• June 30, 2024

Whatsapp did the fuck? Always these misunderstandings!

Friday evening in Hamburg. I write to a friend if she feels like having another drink with me. Back comes a puking smiley. I am stumbling. Did I do anything wrong and did not even notice? I sometimes have a tendency to gobble, crack inappropriate pods, and sometimes embarrass others. Suddenly it occurs to me. I wrote to her friend that his profile picture is sexy. Damn it! It had been meant ironically. Nevertheless, she is right. That's not part of it somehow.

WhatsApp is the devil

I type like a madman: "Dear Paula, that I wrote Sven, that I find him sexy was just a joke". Paula types. "You wrote Sven that he is sexy ???????" "Uh shit. Bad guess! I type back:" Yes, but that was just irony! "Three dots flash, then comes her answer:" You think I find it better if you find my friend the opposite of sexy? "I want to explain to her that I meant the profile picture with the beer belly Adiletten Kanervalsverkleidung and I think Sven is very sexy I am trying to call her, she does not answer her, we will not meet that night, and one week later I know she had wanted to send a raised thumbs up I tell her about the unsexy Adilets and we both have to laugh. "WhatsApp is the devil!" She says, and I nod.



Very bad: wrong chat

Also a classic in my life: the wrong chat. It's usually not that bad. But if you really want to write to his best friend that you would need Valium to survive the annoying workday and then send it to his boss of all people, that's not really helpful at the next salary negotiation. Or if you tell the parents' advisory board of the day care center that you do not fall asleep in a fight, and that is really only with a cuddle on the sofa and a bottle of wine to make up for the evening, that also comes somehow diagonally.
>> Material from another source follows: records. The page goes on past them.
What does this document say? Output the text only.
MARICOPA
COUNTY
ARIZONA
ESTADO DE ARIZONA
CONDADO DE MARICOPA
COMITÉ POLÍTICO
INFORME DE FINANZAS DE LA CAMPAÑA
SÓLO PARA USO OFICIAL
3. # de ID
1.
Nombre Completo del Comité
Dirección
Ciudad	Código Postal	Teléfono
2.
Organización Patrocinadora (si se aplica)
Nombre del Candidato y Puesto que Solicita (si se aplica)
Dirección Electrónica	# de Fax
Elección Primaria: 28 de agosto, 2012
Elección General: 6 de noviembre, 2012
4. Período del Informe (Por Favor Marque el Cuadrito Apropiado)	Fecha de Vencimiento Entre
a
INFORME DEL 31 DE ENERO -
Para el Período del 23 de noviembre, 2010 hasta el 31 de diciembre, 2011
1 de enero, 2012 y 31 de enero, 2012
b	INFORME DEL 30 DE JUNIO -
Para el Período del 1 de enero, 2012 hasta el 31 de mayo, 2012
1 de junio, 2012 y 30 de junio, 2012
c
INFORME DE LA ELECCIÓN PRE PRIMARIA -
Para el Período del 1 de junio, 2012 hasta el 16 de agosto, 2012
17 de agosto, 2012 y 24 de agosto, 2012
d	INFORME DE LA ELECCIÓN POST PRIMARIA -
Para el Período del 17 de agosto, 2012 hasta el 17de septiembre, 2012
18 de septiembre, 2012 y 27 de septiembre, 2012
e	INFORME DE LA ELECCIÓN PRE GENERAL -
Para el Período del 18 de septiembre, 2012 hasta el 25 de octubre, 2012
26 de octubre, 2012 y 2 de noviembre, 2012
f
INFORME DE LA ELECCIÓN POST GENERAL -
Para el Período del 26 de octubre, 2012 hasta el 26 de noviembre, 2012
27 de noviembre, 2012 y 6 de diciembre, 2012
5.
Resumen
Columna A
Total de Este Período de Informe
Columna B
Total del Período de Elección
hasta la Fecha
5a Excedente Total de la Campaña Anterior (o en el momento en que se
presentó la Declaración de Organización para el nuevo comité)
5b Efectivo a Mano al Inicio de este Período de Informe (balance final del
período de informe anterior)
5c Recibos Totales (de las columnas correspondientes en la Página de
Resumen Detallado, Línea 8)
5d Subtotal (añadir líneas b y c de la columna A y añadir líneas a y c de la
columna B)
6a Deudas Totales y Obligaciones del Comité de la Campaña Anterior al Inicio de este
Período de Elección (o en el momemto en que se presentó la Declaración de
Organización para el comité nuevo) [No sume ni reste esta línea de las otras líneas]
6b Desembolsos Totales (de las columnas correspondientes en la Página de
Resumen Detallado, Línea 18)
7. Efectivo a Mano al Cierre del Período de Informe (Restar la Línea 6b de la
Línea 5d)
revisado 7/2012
You'd think that would happen to you only once, but after about half a year, the panic effect, which lets you check every message five times, unfortunately evaporates. Basically, it can sometimes have advantages. Maybe I should not send the next shopping list to my husband, but the class chat of 4b. The likelihood that someone really goes shopping then would be higher than zero.



Do I need whatsapp?

There really should be people who do not. Although they are already on the red list of WWF, but they are still there: people without WhatsApp. How does this have to feel? No three impatient question marks after two minutes of daring not to answer. No twenty-seven date requests a day you would rather miss anyway. No two hundred and fifty thousand pictures from the last Caribbean holiday, which one should please comment individually and above all: No puking smileys, if you really just wanted to hold up a thumbs up. The idea is great. And yet it remains with the bland aftertaste that you would simply steal away from a time in which one lives. In which everything goes fast, in which everyone is informed about everything and you communicate as a matter of course with people whose faces you do not even know. Is that awful? Yes, somehow. Do we want it differently? Not really. In the end, you are somehow happy to live in exactly this time



Nevertheless, it is good that there is at least one Kotz smiley. You do not always like the beautiful new world.

Key & Peele - Text Message Confusion - Uncensored (June 2024).